Cathedral – Gums at twilight

$450.00

76cm (W) x 61cm (H),

Description

I was walking back from a bushwalk at Bongil Bongil national park, when I saw this scene.It took my breath away, almost like a glowing fire behind the tall white gums. In the painting, it became quite abstract – but it is still real and has a presence.

The poet Magdalena Ball was inspired by the painting to write this poem, which, along with a photo of the painting, is featured in an issue of Openbook, the quarterly colour magazine from the State Library of NSW.

Cathedral Gums

After “Cathedral – Gums at Twilight” by Brian Purcell – Magdalena Ball

We arrive slowly, each of us, surrounded by an invisible bubble,
our eyes hooded but lit under lids by the soft fire of twilight, a stand
of gums rising en mass, spectral, fed by a single root system, mother.

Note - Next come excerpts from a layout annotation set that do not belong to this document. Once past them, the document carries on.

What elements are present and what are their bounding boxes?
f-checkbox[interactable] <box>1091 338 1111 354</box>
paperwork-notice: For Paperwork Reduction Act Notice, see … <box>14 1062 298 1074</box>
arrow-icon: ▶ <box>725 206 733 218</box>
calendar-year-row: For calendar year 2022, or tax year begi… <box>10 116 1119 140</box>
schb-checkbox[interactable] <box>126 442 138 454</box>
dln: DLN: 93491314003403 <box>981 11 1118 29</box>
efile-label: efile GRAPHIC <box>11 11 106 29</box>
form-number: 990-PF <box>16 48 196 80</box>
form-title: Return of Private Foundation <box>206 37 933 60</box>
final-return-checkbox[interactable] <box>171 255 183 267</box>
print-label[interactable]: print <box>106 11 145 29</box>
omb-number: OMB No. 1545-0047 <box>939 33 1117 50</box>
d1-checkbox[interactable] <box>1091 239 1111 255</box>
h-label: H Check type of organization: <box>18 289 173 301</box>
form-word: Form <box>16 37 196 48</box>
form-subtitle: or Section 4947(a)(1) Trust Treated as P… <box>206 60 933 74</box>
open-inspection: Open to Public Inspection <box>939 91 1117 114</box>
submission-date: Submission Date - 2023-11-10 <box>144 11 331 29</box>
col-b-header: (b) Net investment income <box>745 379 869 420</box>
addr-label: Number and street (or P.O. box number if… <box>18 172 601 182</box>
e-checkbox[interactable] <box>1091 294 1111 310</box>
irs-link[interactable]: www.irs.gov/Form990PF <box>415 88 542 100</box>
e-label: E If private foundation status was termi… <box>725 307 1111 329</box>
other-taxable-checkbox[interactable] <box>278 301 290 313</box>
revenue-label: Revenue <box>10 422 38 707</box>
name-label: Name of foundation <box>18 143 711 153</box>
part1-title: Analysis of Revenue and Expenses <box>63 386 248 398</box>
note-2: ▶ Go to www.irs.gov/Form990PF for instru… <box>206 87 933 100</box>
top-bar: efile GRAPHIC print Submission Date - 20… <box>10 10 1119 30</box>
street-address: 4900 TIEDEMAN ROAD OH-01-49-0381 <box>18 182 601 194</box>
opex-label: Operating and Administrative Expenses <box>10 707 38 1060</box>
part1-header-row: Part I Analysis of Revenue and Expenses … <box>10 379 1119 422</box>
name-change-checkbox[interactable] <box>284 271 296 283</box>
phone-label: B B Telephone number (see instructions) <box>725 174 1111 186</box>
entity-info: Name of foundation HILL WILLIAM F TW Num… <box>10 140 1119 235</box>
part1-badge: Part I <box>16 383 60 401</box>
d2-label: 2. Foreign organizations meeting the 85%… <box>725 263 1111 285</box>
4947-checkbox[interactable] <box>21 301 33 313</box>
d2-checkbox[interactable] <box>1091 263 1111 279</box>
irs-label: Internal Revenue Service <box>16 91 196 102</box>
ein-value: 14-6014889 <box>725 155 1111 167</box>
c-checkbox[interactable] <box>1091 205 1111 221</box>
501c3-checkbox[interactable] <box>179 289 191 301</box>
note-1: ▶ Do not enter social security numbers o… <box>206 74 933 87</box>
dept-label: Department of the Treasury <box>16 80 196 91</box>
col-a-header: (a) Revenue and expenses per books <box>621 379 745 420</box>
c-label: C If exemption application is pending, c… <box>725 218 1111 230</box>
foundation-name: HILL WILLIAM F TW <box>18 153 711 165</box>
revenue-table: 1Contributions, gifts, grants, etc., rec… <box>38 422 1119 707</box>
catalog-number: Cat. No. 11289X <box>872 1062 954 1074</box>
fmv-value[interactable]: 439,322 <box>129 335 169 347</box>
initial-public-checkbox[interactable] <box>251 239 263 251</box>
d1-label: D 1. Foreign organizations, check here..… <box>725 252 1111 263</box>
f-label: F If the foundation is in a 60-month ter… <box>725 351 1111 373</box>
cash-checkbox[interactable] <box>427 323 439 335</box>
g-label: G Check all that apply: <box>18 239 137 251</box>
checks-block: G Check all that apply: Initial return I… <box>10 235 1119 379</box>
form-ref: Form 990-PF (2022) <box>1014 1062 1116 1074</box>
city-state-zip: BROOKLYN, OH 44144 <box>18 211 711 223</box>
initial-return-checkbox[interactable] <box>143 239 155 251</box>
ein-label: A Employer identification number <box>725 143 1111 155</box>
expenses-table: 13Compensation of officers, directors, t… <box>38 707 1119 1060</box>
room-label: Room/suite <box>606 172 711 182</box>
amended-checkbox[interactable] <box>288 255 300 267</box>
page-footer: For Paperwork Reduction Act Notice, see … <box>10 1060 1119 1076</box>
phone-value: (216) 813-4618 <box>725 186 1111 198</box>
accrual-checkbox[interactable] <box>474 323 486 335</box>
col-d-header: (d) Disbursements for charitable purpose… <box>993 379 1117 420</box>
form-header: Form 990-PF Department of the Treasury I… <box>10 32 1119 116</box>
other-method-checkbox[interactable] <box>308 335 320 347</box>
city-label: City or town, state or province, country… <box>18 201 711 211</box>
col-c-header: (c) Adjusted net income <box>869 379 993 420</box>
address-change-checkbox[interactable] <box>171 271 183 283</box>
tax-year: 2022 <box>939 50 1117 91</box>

Identical from a distance, up close, the trunks scarred by lines of insect
and vine, peeling bark, and amber jewels, shaking in the evening
breeze, whispering leaf fall and creak, a secret language like code

created in childhood, shared between siblings, before we became
old and lost, pilgrimage, finding one another in wordless sound,
a cathedral, where we fall, knees to dirt, eyes to the light, praying.

No one speaks but we understand, communicate, our own limbs touch
lightly, fingers shaking, eyes wet with a memory that feels like
a dream from which we have yet to wake.